March 07, 2012 04:36 am | Updated November 16, 2021 11:29 pm IST - NEW DELHI

The Samajwadi Party swept the Gandhi bastions of Amethi and Rae Bareli in central Uttar Pradesh, winning eight of the 10 Assembly seats in the parliamentary constituencies represented by Rahul Gandhi and his mother Sonia Gandhi respectively.

Apart from this, the SP won nine of the 10 segments in the neighbouring Congress strongholds of Pratapgarh and Sultanpur, held by Ratna Singh and Sanjay Singh respectively.

In Pratapgarh, the party retained Rampur Khas, held for years by its legislative party leader Pramod Kumar Tiwari.

Worse, the party did not just lose 17 of the 20 segments in these four parliamentary seats which it holds, it did not even come second in 13 of these Assembly segments.

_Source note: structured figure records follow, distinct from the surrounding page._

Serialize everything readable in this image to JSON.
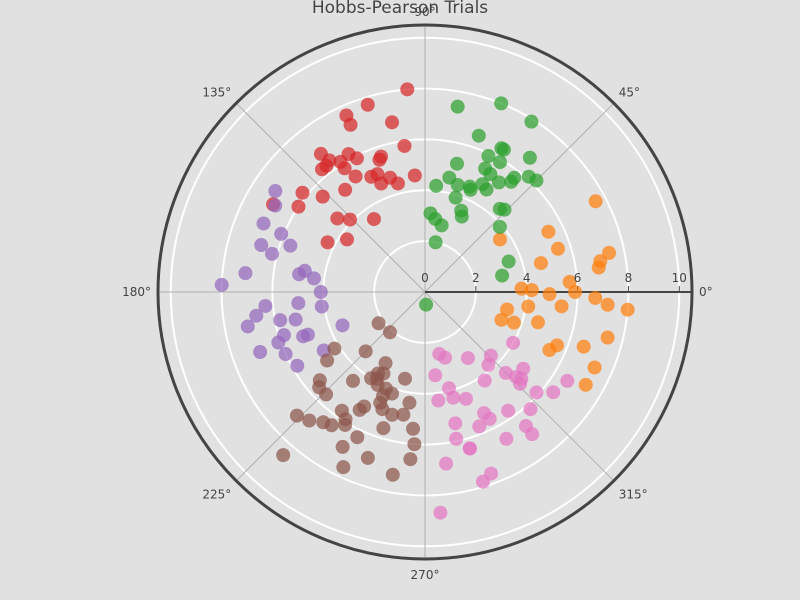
{
  "chart_data": {
    "type": "scatter",
    "subtype": "polar",
    "title": "Hobbs-Pearson Trials",
    "angular_ticks": [
      "0°",
      "45°",
      "90°",
      "135°",
      "180°",
      "225°",
      "270°",
      "315°"
    ],
    "radial_ticks": [
      "0",
      "2",
      "4",
      "6",
      "8",
      "10"
    ],
    "radial_range": [
      0,
      10.5
    ],
    "grid": true,
    "legend": "none",
    "colors": {
      "background": "#e1e1e1",
      "grid": "#ffffff",
      "axis": "#444444",
      "series": [
        "#ff7f0e",
        "#2ca02c",
        "#d62728",
        "#9467bd",
        "#8c564b",
        "#e377c2"
      ]
    },
    "series": [
      {
        "color": "#ff7f0e",
        "r": [
          7.6,
          3.6,
          5.5,
          7.4,
          8.0,
          4.1,
          6.7,
          5.4,
          3.8,
          7.4,
          3.2,
          5.6,
          6.6,
          4.6,
          7.3,
          3.3,
          5.4,
          6.9,
          7.2,
          5.7,
          4.2,
          7.0,
          4.9,
          3.7,
          5.4,
          7.3,
          4.7,
          5.9
        ],
        "theta": [
          28,
          35,
          18,
          12,
          -5,
          -8,
          -2,
          -6,
          2,
          -14,
          -20,
          -22,
          -19,
          -15,
          -30,
          -12,
          26,
          8,
          -4,
          4,
          1,
          10,
          -1,
          -19,
          -25,
          -24,
          14,
          0
        ]
      },
      {
        "color": "#2ca02c",
        "r": [
          8.0,
          7.9,
          6.7,
          6.2,
          5.9,
          5.2,
          4.7,
          4.4,
          3.5,
          3.1,
          2.0,
          4.6,
          5.2,
          6.5,
          7.4,
          5.5,
          4.5,
          3.9,
          3.3,
          4.8,
          5.9,
          4.4,
          6.4,
          5.7,
          6.1,
          6.4,
          4.4,
          5.4,
          3.5,
          3.9,
          2.9,
          3.1,
          2.7,
          4.2,
          5.3,
          4.5,
          0.5
        ],
        "theta": [
          68,
          58,
          52,
          45,
          65,
          56,
          59,
          48,
          20,
          12,
          78,
          78,
          76,
          71,
          80,
          52,
          67,
          41,
          64,
          62,
          60,
          73,
          61,
          52,
          48,
          62,
          66,
          64,
          66,
          72,
          82,
          86,
          76,
          84,
          61,
          46,
          -85
        ]
      },
      {
        "color": "#d62728",
        "r": [
          8.0,
          7.2,
          6.8,
          6.3,
          5.8,
          5.5,
          4.3,
          3.5,
          6.3,
          7.7,
          7.6,
          5.9,
          6.1,
          4.6,
          5.5,
          5.3,
          5.6,
          5.1,
          4.6,
          4.7,
          3.7,
          6.2,
          4.1,
          4.5,
          6.0,
          6.9,
          5.8,
          4.4,
          6.4,
          6.8,
          5.0,
          6.2,
          5.0
        ],
        "theta": [
          95,
          114,
          101,
          128,
          98,
          137,
          153,
          125,
          130,
          107,
          114,
          117,
          123,
          95,
          109,
          121,
          108,
          128,
          112,
          107,
          146,
          141,
          136,
          140,
          146,
          150,
          123,
          104,
          126,
          127,
          115,
          119,
          112
        ]
      },
      {
        "color": "#9467bd",
        "r": [
          8.0,
          6.9,
          6.7,
          6.2,
          7.1,
          6.7,
          6.3,
          5.8,
          5.2,
          5.0,
          4.8,
          4.4,
          4.1,
          5.6,
          6.1,
          7.1,
          6.8,
          6.1,
          5.8,
          5.1,
          4.1,
          3.5,
          4.6,
          5.8,
          4.9,
          6.0,
          6.9,
          7.1,
          5.0
        ],
        "theta": [
          178,
          157,
          164,
          166,
          174,
          188,
          185,
          191,
          192,
          172,
          170,
          173,
          180,
          161,
          158,
          146,
          150,
          199,
          197,
          200,
          188,
          202,
          210,
          210,
          200,
          204,
          200,
          191,
          185
        ]
      },
      {
        "color": "#8c564b",
        "r": [
          8.5,
          7.0,
          6.4,
          6.1,
          6.9,
          6.3,
          5.6,
          4.7,
          4.1,
          3.7,
          5.7,
          5.1,
          4.2,
          2.2,
          2.1,
          3.2,
          4.1,
          5.0,
          6.6,
          6.0,
          4.9,
          4.4,
          5.4,
          6.9,
          7.3,
          7.6,
          5.6,
          4.9,
          3.9,
          3.3,
          5.4,
          4.7,
          5.9,
          6.8,
          6.5,
          4.2,
          3.6,
          4.0,
          4.5,
          5.6,
          5.3,
          4.4,
          3.5
        ],
        "theta": [
          229,
          224,
          235,
          239,
          242,
          245,
          253,
          248,
          243,
          240,
          235,
          242,
          252,
          214,
          229,
          241,
          248,
          255,
          265,
          266,
          260,
          262,
          265,
          251,
          260,
          245,
          226,
          250,
          241,
          225,
          220,
          215,
          238,
          228,
          232,
          212,
          243,
          238,
          231,
          222,
          241,
          248,
          257
        ]
      },
      {
        "color": "#e377c2",
        "r": [
          8.7,
          7.8,
          6.8,
          6.4,
          5.9,
          5.3,
          4.5,
          3.9,
          3.3,
          2.7,
          2.5,
          4.3,
          5.7,
          6.6,
          7.0,
          6.2,
          5.7,
          5.2,
          4.5,
          3.8,
          3.6,
          4.0,
          4.2,
          5.6,
          6.4,
          7.6,
          6.6,
          5.1,
          4.9,
          3.1,
          6.4,
          5.9,
          6.6,
          4.9,
          4.3,
          5.3
        ],
        "theta": [
          274,
          287,
          277,
          286,
          282,
          296,
          291,
          284,
          277,
          287,
          283,
          277,
          292,
          299,
          307,
          312,
          305,
          316,
          315,
          311,
          316,
          330,
          304,
          297,
          286,
          290,
          307,
          318,
          322,
          303,
          322,
          318,
          328,
          317,
          285,
          283
        ]
      }
    ]
  }
}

In the 2007 Assembly elections, the Congress fared significantly better, securing eight of the seats in these parliamentary constituencies, which have changed significantly following the delimitation of 2008.

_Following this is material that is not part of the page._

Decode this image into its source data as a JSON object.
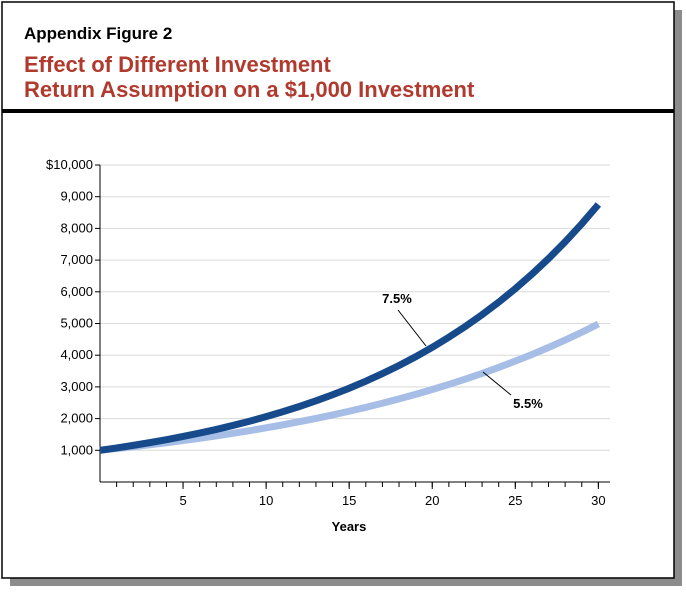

Is the Gandhi family's influence on the wane?

The humiliation was most perceptible in Ms. Gandhi's Rae Bareli, where the Congress lost all five segments, finishing third in all the segments barring Harchandpur, where its candidate came second.

The party's candidates even lost to candidates of lesser known formations such as the Rashtriya Swabhimaan Party and the Peace Party in the Bachhrawan and Rae Bareli Assembly segments respectively.

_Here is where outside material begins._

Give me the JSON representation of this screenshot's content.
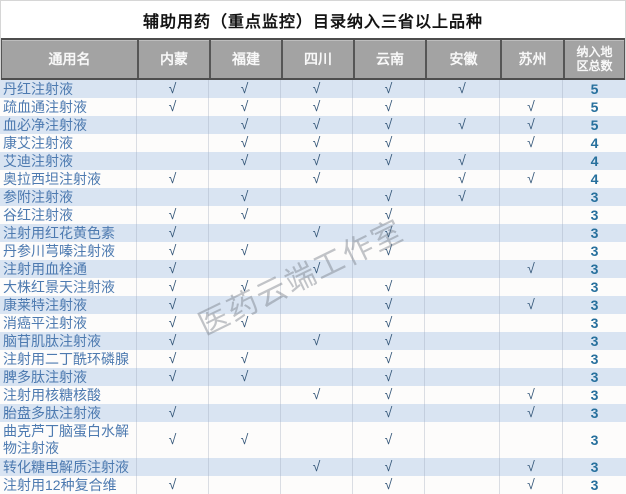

In Amethi, the results were marginally better – the Congress won two segments, Tiloi and Jagdishpur. In the others, The SP decisively defeated Sultanpur MP's wife and former badminton champion Ameeta Singh in Amethi and breezed through Salon. In Gauriganj, it squeaked through by a margin of just 500 votes.

Evidently, neither the Gandhi name nor the fact that Mr. Gandhi's sister, Priyanka Vadra, who camped in the area and campaigned vigorously, helped.

While the first family of the Congress campaigned hard, the influence of its other leaders on the electorate too did not appear to have helped its cause.